Die ersten Christen in Jerusalem waren wenige. Niemand konnte sich vorstellen, was damals geschah. Die Kirche lebt fortwährend aus dieser gleichen Kraft, die sie entstehen und wachsen ließ. Pfingsten ist das Ur-Ereignis, aber auch ein dynamisches Werden, und die Bischofssynode ist ein bevorzugter Moment, in dem sich Kirche aus der Gnade des Pfingstfestes erneuern kann, damit die Frohbotschaft immer offener verkündet werden und dadurch von allen Nationen akzeptiert werden kann. 
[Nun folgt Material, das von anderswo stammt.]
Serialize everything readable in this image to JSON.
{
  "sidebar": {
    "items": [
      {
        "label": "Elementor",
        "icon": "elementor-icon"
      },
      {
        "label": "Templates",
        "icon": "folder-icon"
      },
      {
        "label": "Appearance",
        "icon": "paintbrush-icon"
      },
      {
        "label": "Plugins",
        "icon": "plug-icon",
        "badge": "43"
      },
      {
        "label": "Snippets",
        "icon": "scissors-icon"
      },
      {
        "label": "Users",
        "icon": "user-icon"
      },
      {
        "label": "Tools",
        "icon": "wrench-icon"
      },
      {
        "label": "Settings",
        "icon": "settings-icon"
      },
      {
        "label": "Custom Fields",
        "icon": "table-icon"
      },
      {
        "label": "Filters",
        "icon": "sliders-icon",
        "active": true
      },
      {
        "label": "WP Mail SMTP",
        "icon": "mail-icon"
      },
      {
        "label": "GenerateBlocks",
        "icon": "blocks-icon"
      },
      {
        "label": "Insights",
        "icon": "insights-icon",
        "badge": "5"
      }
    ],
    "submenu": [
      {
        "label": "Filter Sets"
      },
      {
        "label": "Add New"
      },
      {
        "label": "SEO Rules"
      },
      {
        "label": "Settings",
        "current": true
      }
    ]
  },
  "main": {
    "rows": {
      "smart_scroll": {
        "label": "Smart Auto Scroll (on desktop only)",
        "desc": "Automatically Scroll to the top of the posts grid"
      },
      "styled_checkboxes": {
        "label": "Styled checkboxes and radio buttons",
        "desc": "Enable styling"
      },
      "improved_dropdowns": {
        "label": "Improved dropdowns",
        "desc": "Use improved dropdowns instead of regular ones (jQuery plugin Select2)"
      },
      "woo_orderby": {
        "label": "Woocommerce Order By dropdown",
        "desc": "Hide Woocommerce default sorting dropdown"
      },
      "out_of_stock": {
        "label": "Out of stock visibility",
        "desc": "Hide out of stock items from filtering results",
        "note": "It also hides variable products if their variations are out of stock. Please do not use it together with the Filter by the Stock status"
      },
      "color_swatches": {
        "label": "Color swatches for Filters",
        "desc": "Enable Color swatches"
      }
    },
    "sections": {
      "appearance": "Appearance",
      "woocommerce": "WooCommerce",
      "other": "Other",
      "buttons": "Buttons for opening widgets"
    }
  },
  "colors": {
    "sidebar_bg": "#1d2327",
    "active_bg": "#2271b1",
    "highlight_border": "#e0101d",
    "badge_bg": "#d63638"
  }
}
Die Synode verfolgt in erster Linie pastorale und kirchliche Anliegen. Jedoch kann man dabei nicht die mitunter dramatische soziale und politische Situation in einigen Ländern der Region ignorieren. Deshalb wollen sich die Hirten der Kirchen im Nahen Osten auf bestimmte Aspekte ihrer eigenen Mission konzentrieren. 

In dieser Hinsicht unterstreicht das “Instrumentum Laboris”, das von einem Prä-Synodalrat erarbeitet worden ist und dessen Mitgliedern ich für die Arbeit danken möchte, die kirchliche Absichten dieser Versammlung und stellt fest, dass es beabsichtigt, unter der Führung des Heiligen Geistes, die Gemeinschaft der katholischen Kirche im Nahen Osten zu beleben. Vor allem soll dies innerhalb der einzelnen Kirchen geschehen, einschließlich aller ihrer Mitglieder: Patriarchen, Bischöfe, Priester, Ordensleute und Laien, und dann auch in ihren Beziehungen zu den anderen Kirchen. Das Leben der Kirche, das so unterstützt wird, kann eine sehr positive Entwicklung nehmen, wenn es sich auf dem ökumenischen Weg mit den anderen Kirchen und kirchlichen Gemeinschaften im Nahen Osten begibt. 

Dieser Anlass ist auch günstig, um einen konstruktiven Dialog mit den Juden aufzunehmen, mit denen uns untrennbar das Band der langen Geschichte des Bundes verbindet, genauso wie mit den Muslimen. Die Arbeiten der Synode sind auf das Zeugnis der Christen auf persönlicher, familiärer und gesellschaftlicher Ebene gerichtet. Dies erfordert eine Stärkung ihrer christlichen Identität, indem das Wort Gottes und die Sakramente gestärkt werden. Wir alle hoffen, dass die Gläubigen die Freude eines Lebens im Heiligen Land spüren dürfen, ein Land das von der Gegenwart und Herrlichkeit der österlichen Geheimnisses des Herrn Jesu Christi gesegnet ist. 

Im Laufe der Jahrhunderte haben jene Orte Massen von Pilgern angezogen und auch Ordensgemeinschaften von Männern und Frauen, die es als ein großes Privileg ansahen, in der Lage zu sein Zeugnis im Land Jesu zu geben. Trotz aller Schwierigkeiten, denen die Christen im Heiligen Land gegenüberstehen, sind sie dazu berufen, erneut das Bewusstsein lebendig werden zu lassen, dass sie lebendige Steine für die Kirche im Nahen Osten sind. Und dies an den heiligen Orten unseres Heiles. 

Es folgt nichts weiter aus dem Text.